Launching from NASA’s Wallops Flight Facility, a Terrier-Improved Malemute suborbital sounding rocket will carry the Vlf trans-Ionospheric Propagation Experiment Rocket, or VIPER. The mission is scheduled for at 9:15 p.m. EDT. The launch may be visible in the mid-Atlantic region.
VIPER is studying very low frequency radio, or VLF, waves that are produced by both natural (e.g. lightning) and artificial means. During the day these waves are trapped or absorbed by the Earth’s ionosphere. At night, however, some of the waves escape through the ionosphere and accelerate electrons in the Van Allen Radiation Belt.
“At night, the lower layers of the ionosphere are much less dense, and more of the VLF can leak through, propagate along the Earth's magnetic field lines,” said John Bonnell, the project’s principal investigator from the University of California, Berkeley.

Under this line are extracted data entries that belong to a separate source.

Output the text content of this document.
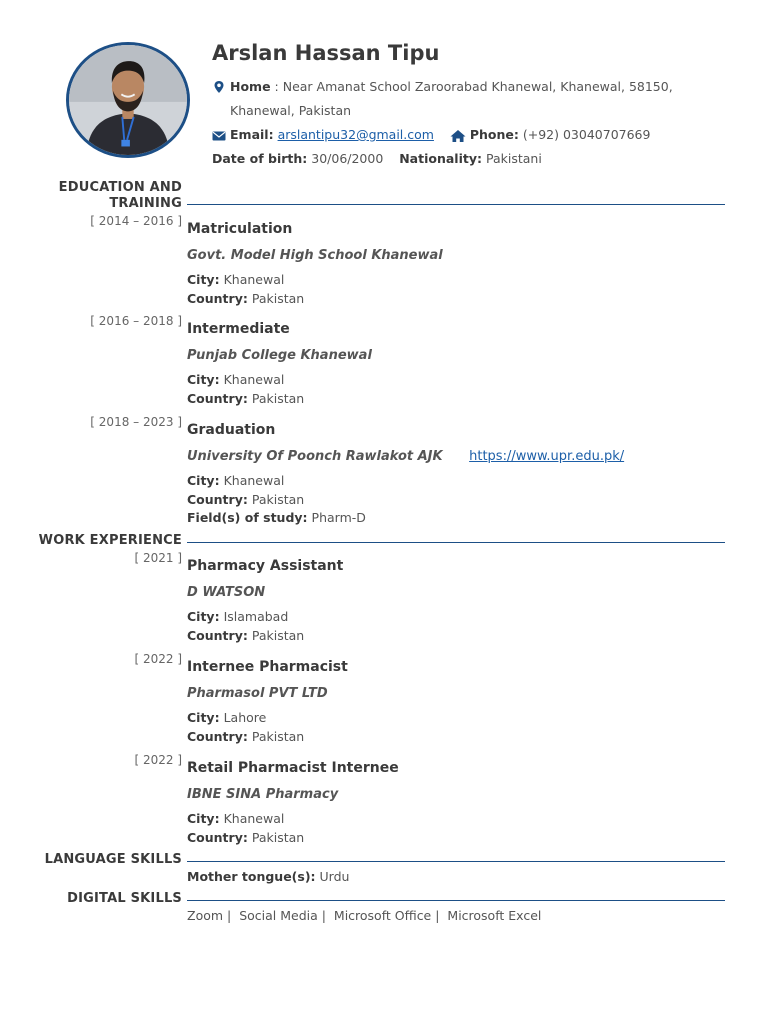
Arslan Hassan Tipu
Home : Near Amanat School Zaroorabad Khanewal, Khanewal, 58150, Khanewal, Pakistan
Email: arslantipu32@gmail.com	Phone: (+92) 03040707669
Date of birth: 30/06/2000 Nationality: Pakistani
EDUCATION AND TRAINING
[ 2014 – 2016 ] Matriculation
Govt. Model High School Khanewal
City: Khanewal
Country: Pakistan
[ 2016 – 2018 ] Intermediate
Punjab College Khanewal
City: Khanewal
Country: Pakistan
[ 2018 – 2023 ] Graduation
University Of Poonch Rawlakot AJK https://www.upr.edu.pk/
City: Khanewal
Country: Pakistan
Field(s) of study: Pharm-D
WORK EXPERIENCE
[ 2021 ] Pharmacy Assistant
D WATSON
City: Islamabad
Country: Pakistan
[ 2022 ] Internee Pharmacist
Pharmasol PVT LTD
City: Lahore
Country: Pakistan
[ 2022 ] Retail Pharmacist Internee
IBNE SINA Pharmacy
City: Khanewal
Country: Pakistan
LANGUAGE SKILLS
Mother tongue(s): Urdu
DIGITAL SKILLS
Zoom |  Social Media |  Microsoft Office |  Microsoft Excel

“Those belts of intense energetic electron fluxes cover a range of distances from the Earth, from as close as 14,300 miles altitude out to 23,500 miles altitude. GPS satellites and geosynchronous satellites orbit the Earth at these altitudes. So, satellites in those orbits are often engulfed by the Van Allen Radiation Belts and have to tolerate the effects those energetic particles have on electronics and materials,” said Bonnell.

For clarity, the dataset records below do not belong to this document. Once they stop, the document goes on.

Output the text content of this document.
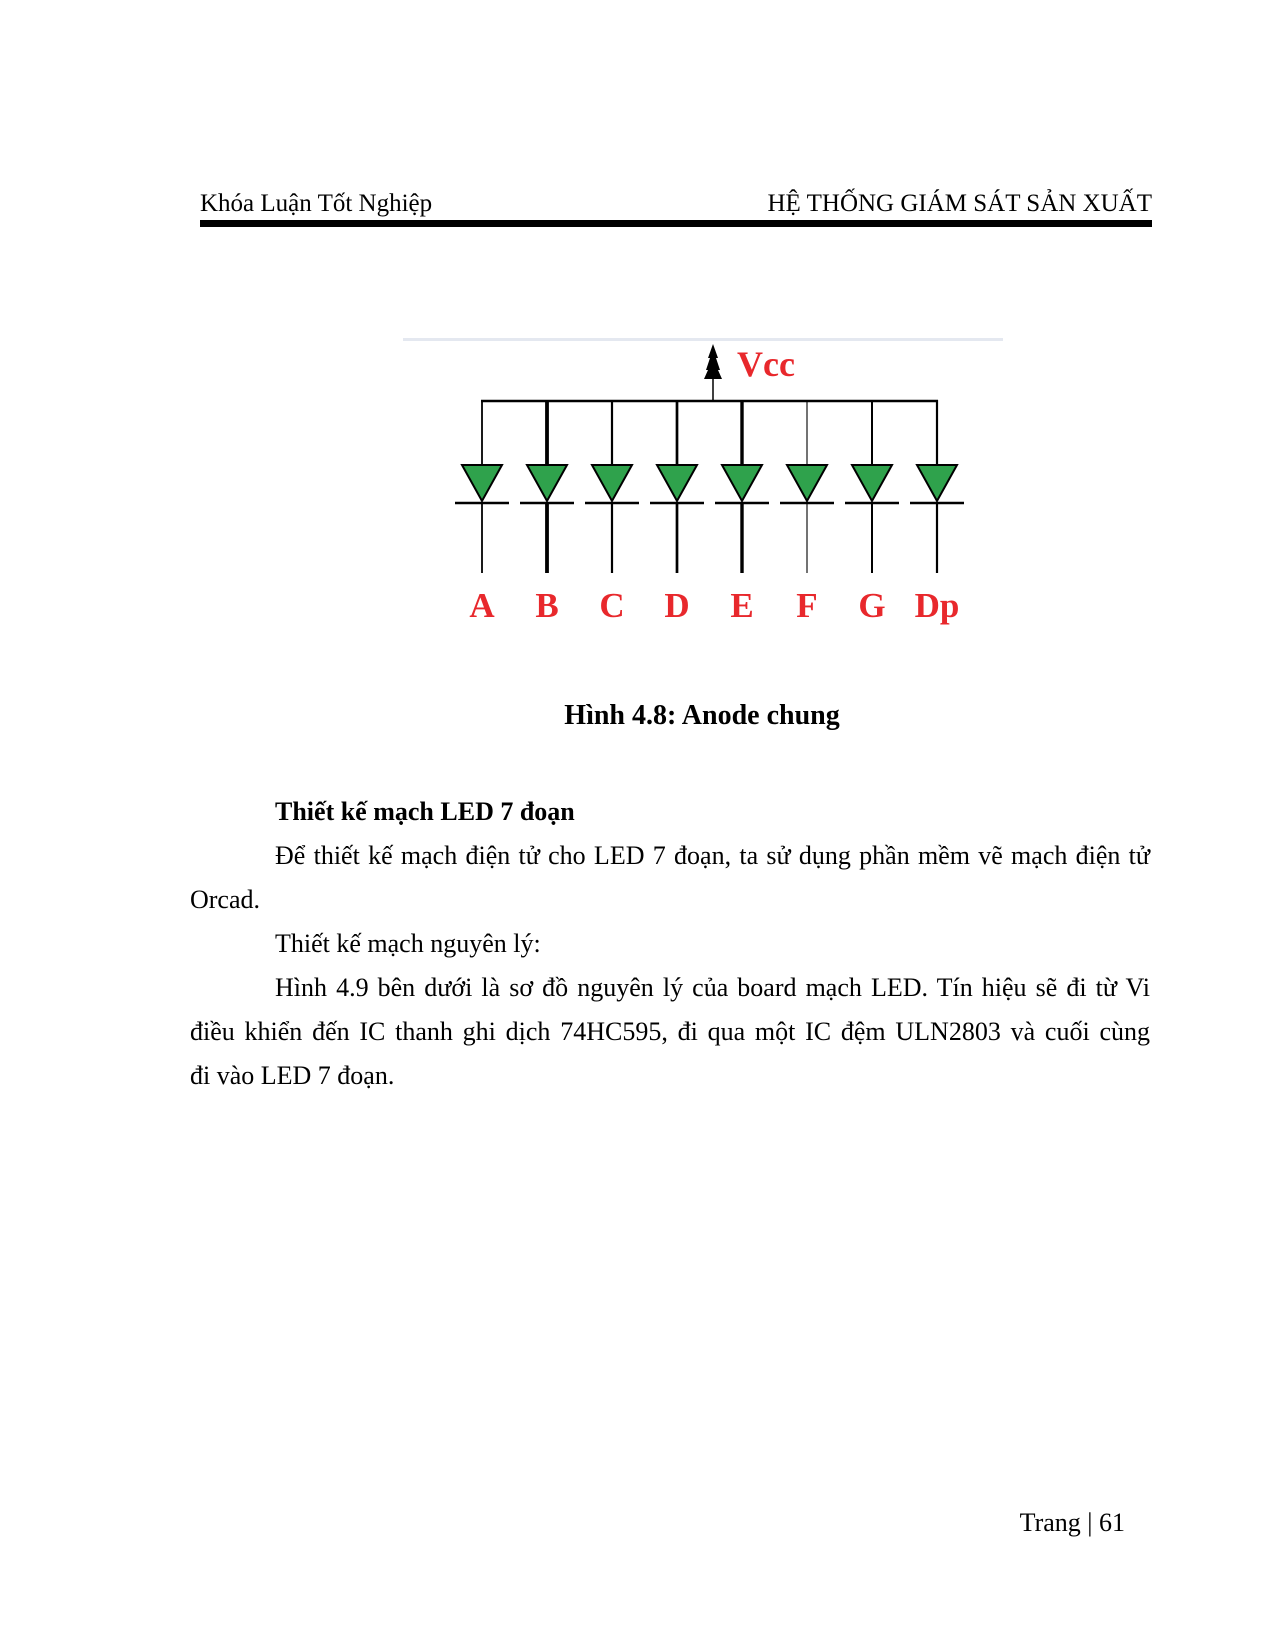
Khóa Luận Tốt Nghiệp	HỆ THỐNG GIÁM SÁT SẢN XUẤT
Vcc
A B C D E F G Dp
Hình 4.8: Anode chung
Thiết kế mạch LED 7 đoạn
Để thiết kế mạch điện tử cho LED 7 đoạn, ta sử dụng phần mềm vẽ mạch điện tử
Orcad.
Thiết kế mạch nguyên lý:
Hình 4.9 bên dưới là sơ đồ nguyên lý của board mạch LED. Tín hiệu sẽ đi từ Vi
điều khiển đến IC thanh ghi dịch 74HC595, đi qua một IC đệm ULN2803 và cuối cùng
đi vào LED 7 đoạn.
Trang | 61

In addition to the in-situ measurements made by VIPER as it flies through the area of interest, the mission also will employ numerous ground-based systems, including those in Maine, North Carolina, Georgia, Colorado and Virginia.
“It was surprising to find that while lots of ground-based and orbital observations of the VLF absorption/reflections/transmission had been made, there's not been any measurements right in the region where all the action happens. While we have good models of what to expect in such regions, actual measurements are key to pin down the details of those models, as well as to develop the instruments required to explore more challenging regions,” said Bonnell.
The two-stage Terrier-Improved Malemute rocket will carry the VIPER payload to an altitude of about 94 miles before descending and landing in the Atlantic Ocean. The payload will not be recovered.